The Supreme Court tackled its toughest cases of the year, two follow-up appeals to the June ruling, on the opening day of a nine-month term. Justices heard an extraordinary two-hour argument in cases that will decide the fate of the federal system Congress set up to make sure sentences did not vary widely courtroom to courtroom.
While juries consider guilt or innocence, judges make factual decisions that affect prison time, such as the amount of drugs involved in a crime, the number of victims in a fraud or whether a defendant committed perjury during the trial.
The three-month summer break did not appear to erase the worries of five justices that a defendant’s Sixth Amendment right to a jury trial was undermined when a judge, instead of jurors, made critical decisions that added time to a sentence.
Instead, justices wrangled for nearly two hours over what parts of the sentencing scheme were acceptable, as well as the practical impact on jury trials of their eventual decision.
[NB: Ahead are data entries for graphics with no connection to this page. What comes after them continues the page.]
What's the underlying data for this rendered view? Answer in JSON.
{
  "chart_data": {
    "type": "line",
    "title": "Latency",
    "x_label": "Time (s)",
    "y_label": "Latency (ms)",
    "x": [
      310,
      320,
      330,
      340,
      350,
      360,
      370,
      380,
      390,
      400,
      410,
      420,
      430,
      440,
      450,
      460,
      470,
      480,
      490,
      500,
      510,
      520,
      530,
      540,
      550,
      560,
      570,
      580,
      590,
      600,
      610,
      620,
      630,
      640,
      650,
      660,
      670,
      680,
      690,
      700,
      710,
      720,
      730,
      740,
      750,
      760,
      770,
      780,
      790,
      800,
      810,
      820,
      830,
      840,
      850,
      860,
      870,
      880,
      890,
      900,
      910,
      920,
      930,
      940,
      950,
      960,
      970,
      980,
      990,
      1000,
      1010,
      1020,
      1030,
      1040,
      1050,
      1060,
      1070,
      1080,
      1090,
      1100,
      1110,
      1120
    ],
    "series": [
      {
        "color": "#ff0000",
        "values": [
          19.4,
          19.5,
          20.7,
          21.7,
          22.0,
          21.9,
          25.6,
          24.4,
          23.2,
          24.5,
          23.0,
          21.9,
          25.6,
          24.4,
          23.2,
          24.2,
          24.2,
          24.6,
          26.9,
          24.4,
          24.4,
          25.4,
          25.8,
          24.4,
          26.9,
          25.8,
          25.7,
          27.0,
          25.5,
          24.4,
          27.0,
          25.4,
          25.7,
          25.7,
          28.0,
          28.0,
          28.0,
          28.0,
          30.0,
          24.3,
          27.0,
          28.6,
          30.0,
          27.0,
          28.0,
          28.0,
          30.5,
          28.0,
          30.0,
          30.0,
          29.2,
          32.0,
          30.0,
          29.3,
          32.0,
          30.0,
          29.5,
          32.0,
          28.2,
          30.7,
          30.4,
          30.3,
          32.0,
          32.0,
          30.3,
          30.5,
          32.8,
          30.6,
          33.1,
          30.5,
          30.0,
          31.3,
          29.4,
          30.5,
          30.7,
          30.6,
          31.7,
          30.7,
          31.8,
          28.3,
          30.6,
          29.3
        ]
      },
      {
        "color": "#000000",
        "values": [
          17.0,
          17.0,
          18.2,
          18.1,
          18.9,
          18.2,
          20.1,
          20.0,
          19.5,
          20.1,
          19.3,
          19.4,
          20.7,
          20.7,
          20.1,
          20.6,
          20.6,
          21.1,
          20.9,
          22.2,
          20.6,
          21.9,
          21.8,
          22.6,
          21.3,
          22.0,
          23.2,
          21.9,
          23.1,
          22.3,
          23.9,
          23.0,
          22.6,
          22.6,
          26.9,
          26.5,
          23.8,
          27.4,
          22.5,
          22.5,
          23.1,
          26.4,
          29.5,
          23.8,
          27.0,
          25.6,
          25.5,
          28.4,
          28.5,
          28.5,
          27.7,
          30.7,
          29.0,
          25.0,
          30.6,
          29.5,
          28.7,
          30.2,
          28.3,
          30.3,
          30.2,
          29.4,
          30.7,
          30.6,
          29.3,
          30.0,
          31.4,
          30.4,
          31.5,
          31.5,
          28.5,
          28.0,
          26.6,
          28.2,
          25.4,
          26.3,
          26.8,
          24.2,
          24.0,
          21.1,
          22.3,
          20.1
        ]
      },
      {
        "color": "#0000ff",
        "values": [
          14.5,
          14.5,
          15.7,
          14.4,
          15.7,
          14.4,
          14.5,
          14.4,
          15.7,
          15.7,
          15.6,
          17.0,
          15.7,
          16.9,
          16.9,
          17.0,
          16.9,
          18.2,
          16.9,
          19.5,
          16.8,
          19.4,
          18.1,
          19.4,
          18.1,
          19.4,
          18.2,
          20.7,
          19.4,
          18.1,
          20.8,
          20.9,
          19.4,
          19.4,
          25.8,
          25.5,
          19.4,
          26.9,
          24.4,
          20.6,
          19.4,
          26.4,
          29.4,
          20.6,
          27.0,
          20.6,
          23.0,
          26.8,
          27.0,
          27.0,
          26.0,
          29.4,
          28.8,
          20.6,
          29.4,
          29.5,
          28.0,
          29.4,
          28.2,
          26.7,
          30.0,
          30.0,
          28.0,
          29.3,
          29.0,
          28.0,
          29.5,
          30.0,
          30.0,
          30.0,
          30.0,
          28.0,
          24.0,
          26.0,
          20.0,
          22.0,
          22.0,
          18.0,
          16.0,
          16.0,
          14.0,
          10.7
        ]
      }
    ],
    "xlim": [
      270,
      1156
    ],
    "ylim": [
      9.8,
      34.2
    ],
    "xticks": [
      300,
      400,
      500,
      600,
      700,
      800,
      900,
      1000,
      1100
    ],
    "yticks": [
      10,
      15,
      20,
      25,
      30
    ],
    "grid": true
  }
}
“Maybe we should just leave it to Congress to decide,” said Justice Sandra Day O’Connor, who had said in a speech this summer that justices caused a “No. 10 earthquake” in courthouses with the June ruling.
Ranges for judges to consider
The federal guidelines are being challenged in two cases involving men convicted on drug charges. Guidelines, used in federal courts and by many states, give judges a range of possible sentences for each crime, but factors affect the final sentence.
Justice Anthony M. Kennedy said that without guidelines, judges had “unexplained, unarticulated, standardless discretion.”
Rosemary Scapicchio, a Boston lawyer representing a man in one of the two cases, said, “You don’t have to throw out 20 years of sentencing reform.”
She said the only change was that jurors, not judges, would handle those decisions.
But Paul Clement, the Bush administration’s acting solicitor general, said juries’ jobs would become too complicated. They would face pages and pages of questions, instead of straightforward decisions about someone’s innocence.
“We give jury instructions that are complicated all the time,” said Christopher Kelly of Madison, Wis., the attorney for the other man.
After the court’s ruling in June, federal prosecutors changed the way they indicted defendants and handled plea bargains. They also have been asking judges to consider two sentences — one to be used should the sentencing structure be found constitutional and one if it were overturned.
Cases from Maine, Wisconsin
Monday’s appeals involve people sentenced on drug charges in Wisconsin and Maine. Both will get lighter sentences if the court rules against the government, as could other defendants whose sentences are not final.
“They are seeking a huge sentencing windfall here,” Clement said.
Clement told the justices that they did not have to throw out the entire sentencing law. A ruling is likely before the end of the year.
Attorney General John Ashcroft said at a news conference Monday that crime had dropped and that tough sentencing guidelines were one key reason.
“If you do the crime, you’ll do the time,” he said in urging justices to keep the current system. “It is profoundly essential that we have certainty of punishment.”
The cases are United States v. Booker, 04-104, and United States v. Fanfan, 04-105.